Ce traité comportait, comme tous ceux conclus à la même époque avec les autres grandes puissances occidentales, des clauses parfois inéquitables: ainsi, par exemple, il ne reconnaissait pas au Japon le droit de fixer librement ses tarifs douaniers, il accordait aux ressortissants français l’exterritorialité sur le sol japonais. Néanmoins au terme de négociations longues et délicates, ces points finirent par être révisés. Mais malgré tout, avec la signature de ce traité, qui instaurait des relations diplomatiques formelles entre les deux pays, la France, à l’instar des autres grandes puissances occidentales, se trouva en mesure de coopérer désormais à l’effort de modernisation du Japon.

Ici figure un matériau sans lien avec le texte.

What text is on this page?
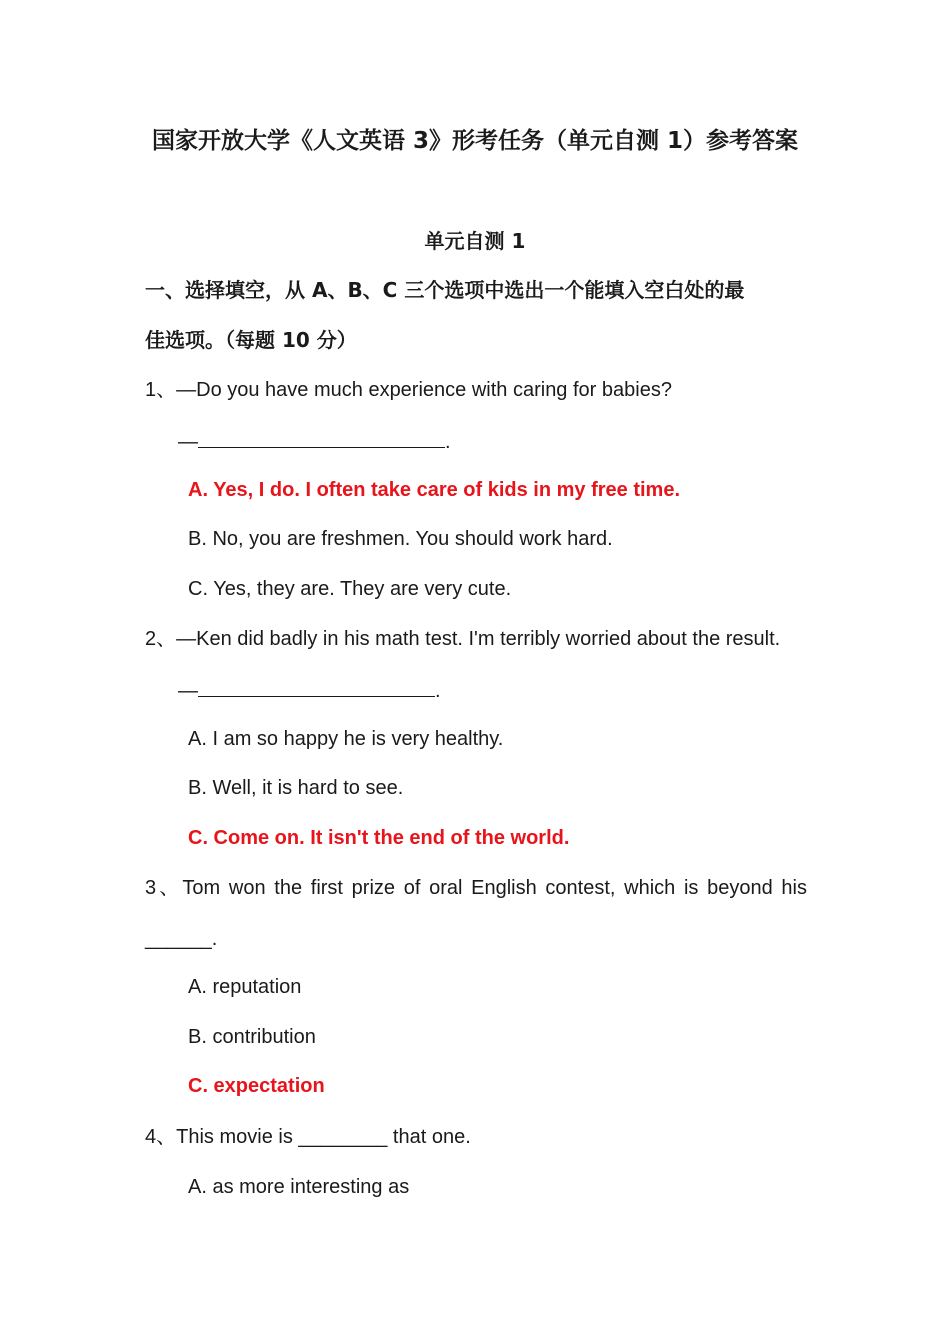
国家开放大学《人文英语 3》形考任务（单元自测 1）参考答案
单元自测 1
一、选择填空，从 A、B、C 三个选项中选出一个能填入空白处的最
佳选项。（每题 10 分）
1、—Do you have much experience with caring for babies?
—	.
A. Yes, I do. I often take care of kids in my free time.
B. No, you are freshmen. You should work hard.
C. Yes, they are. They are very cute.
2、—Ken did badly in his math test. I'm terribly worried about the result.
—	.
A. I am so happy he is very healthy.
B. Well, it is hard to see.
C. Come on. It isn't the end of the world.
3、Tom won the first prize of oral English contest, which is beyond his
______.
A. reputation
B. contribution
C. expectation
4、This movie is ________ that one.
A. as more interesting as
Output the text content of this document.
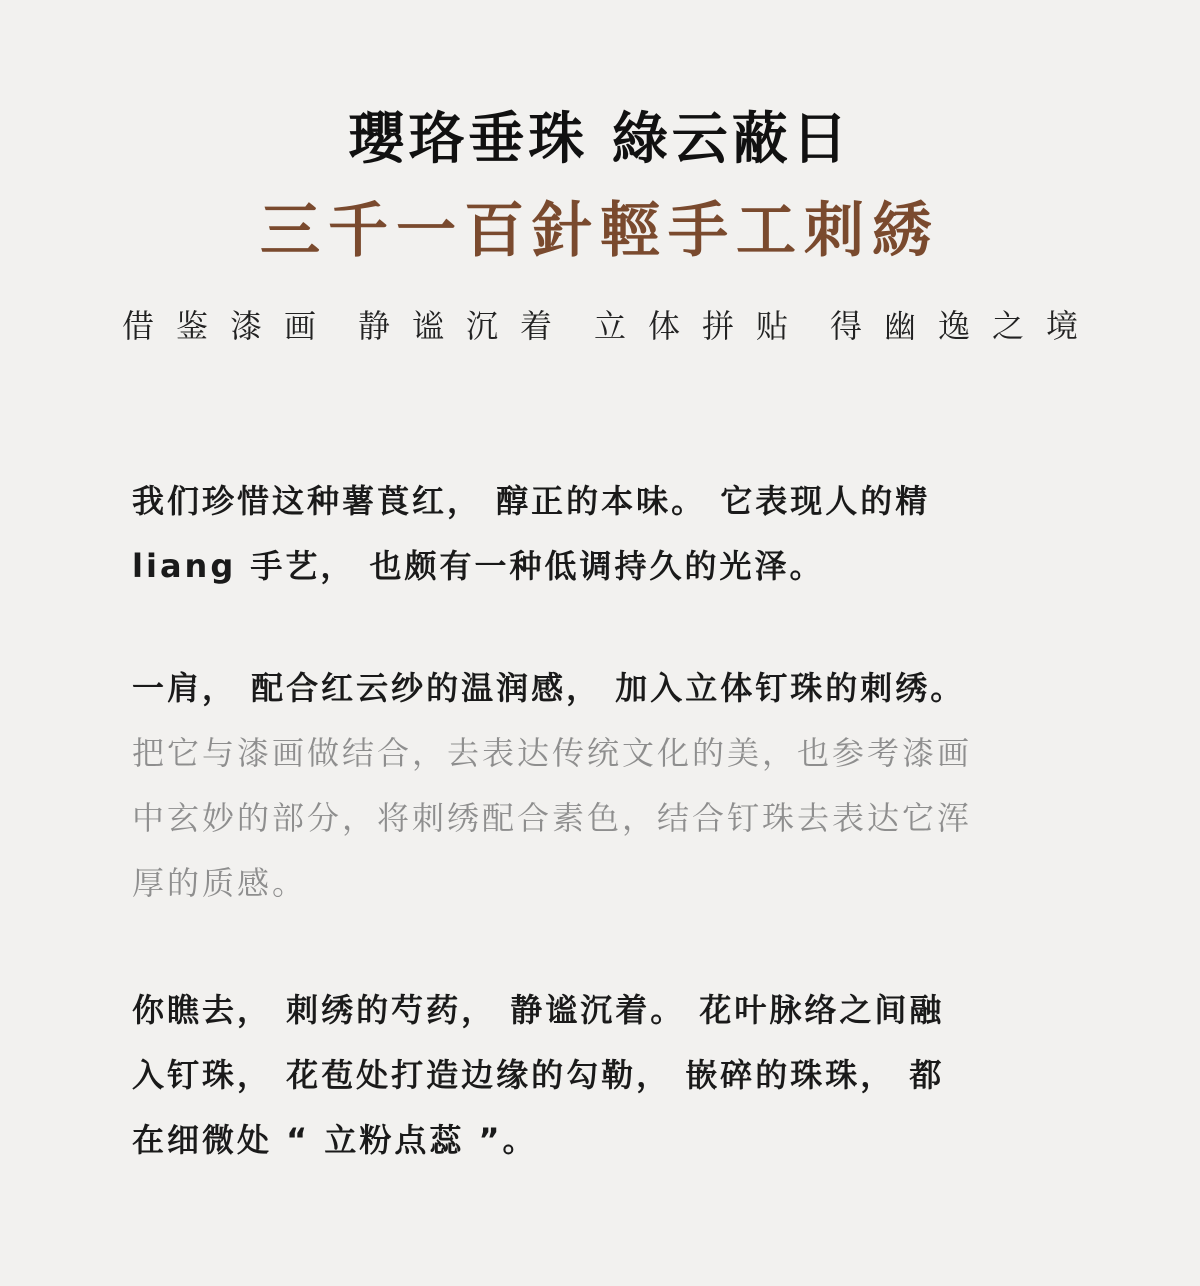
瓔珞垂珠 綠云蔽日
三千一百針輕手工刺綉
借鉴漆画 静谧沉着 立体拼贴 得幽逸之境
我们珍惜这种薯莨红， 醇正的本味。 它表现人的精
liang 手艺， 也颇有一种低调持久的光泽。
一肩， 配合红云纱的温润感， 加入立体钉珠的刺绣。
把它与漆画做结合，去表达传统文化的美，也参考漆画
中玄妙的部分，将刺绣配合素色，结合钉珠去表达它浑
厚的质感。
你瞧去， 刺绣的芍药， 静谧沉着。 花叶脉络之间融
入钉珠， 花苞处打造边缘的勾勒， 嵌碎的珠珠， 都
在细微处 “ 立粉点蕊 ”。
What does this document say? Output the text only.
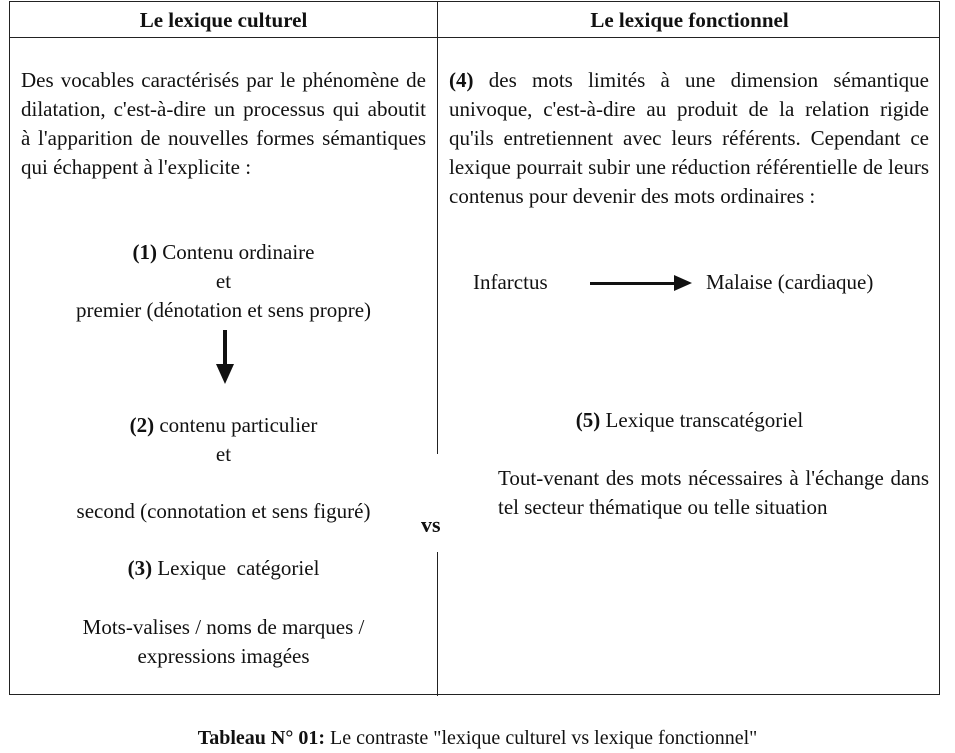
Le lexique culturel	Le lexique fonctionnel
Des vocables caractérisés par le phénomène de dilatation, c'est-à-dire un processus qui aboutit à l'apparition de nouvelles formes sémantiques qui échappent à l'explicite :
(1) Contenu ordinaire
et
premier (dénotation et sens propre)
(2) contenu particulier
et
second (connotation et sens figuré)
(3) Lexique  catégoriel
Mots-valises / noms de marques /
expressions imagées
vs
(4) des mots limités à une dimension sémantique univoque, c'est-à-dire au produit de la relation rigide qu'ils entretiennent avec leurs référents. Cependant ce lexique pourrait subir une réduction référentielle de leurs contenus pour devenir des mots ordinaires :
Infarctus	Malaise (cardiaque)
(5) Lexique transcatégoriel
Tout-venant des mots nécessaires à l'échange dans tel secteur thématique ou telle situation
Tableau N° 01: Le contraste "lexique culturel vs lexique fonctionnel"
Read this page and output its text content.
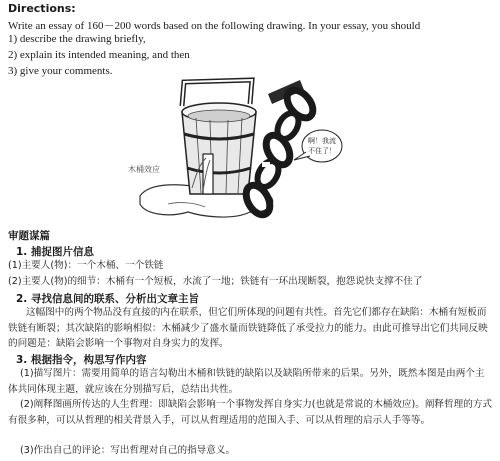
Directions:
Write an essay of 160－200 words based on the following drawing. In your essay, you should
1) describe the drawing briefly,
2) explain its intended meaning, and then
3) give your comments.
啊！我流
不住了！
木桶效应
审题谋篇
1. 捕捉图片信息
(1)主要人(物)：一个木桶、一个铁链
(2)主要人(物)的细节：木桶有一个短板，水流了一地；铁链有一环出现断裂，抱怨说快支撑不住了
2. 寻找信息间的联系、分析出文章主旨
这幅图中的两个物品没有直接的内在联系，但它们所体现的问题有共性。首先它们都存在缺陷：木桶有短板而铁链有断裂；其次缺陷的影响相似：木桶减少了盛水量而铁链降低了承受拉力的能力。由此可推导出它们共同反映的问题是：缺陷会影响一个事物对自身实力的发挥。
3. 根据指令，构思写作内容
(1)描写图片：需要用简单的语言勾勒出木桶和铁链的缺陷以及缺陷所带来的后果。另外，既然本图是由两个主体共同体现主题，就应该在分别描写后，总结出共性。
(2)阐释图画所传达的人生哲理：即缺陷会影响一个事物发挥自身实力(也就是常说的木桶效应)。阐释哲理的方式有很多种，可以从哲理的相关背景入手，可以从哲理适用的范围入手、可以从哲理的启示人手等等。
(3)作出自己的评论：写出哲理对自己的指导意义。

Pour mener à bien cette modernisation qui prit son essor lors de la Restauration de Meiji (proclamée en 1868), le Japon avait besoin de disposer des connaissances et des technologies les plus avancées d’alors que possédait la France. Cette dernière, considérée à cette époque comme l’un des modèles du développement industriel et moderne, fut pourvoyeuse de savoir et exerça son influence sur l’archipel.

A cette même époque,les arts japonais (estampes ukiyo-e, peintures ou céramiques, par exemple) provoquèrent également un grand bouleversement dans les milieux des beaux-arts et des arts décoratifs, en pleine mutation. C’est sur ce japonisme qu’allaient se fonder notamment l’Impressionnisme et l’Art nouveau.

La genèse de nos relations s’explique ainsi : par un transfert de technologies françaises vers un Japon encore à l’aube de sa modernisation.Les relations évoluèrent par la suite vers des échanges axés sur l’art et la culture.Aujourd’hui, bien au-delà de ces socles premiers, des relations profondes se sont nouées dans des domaines variés  : la politique, l’économie,le sport, la mode, la gastronomie.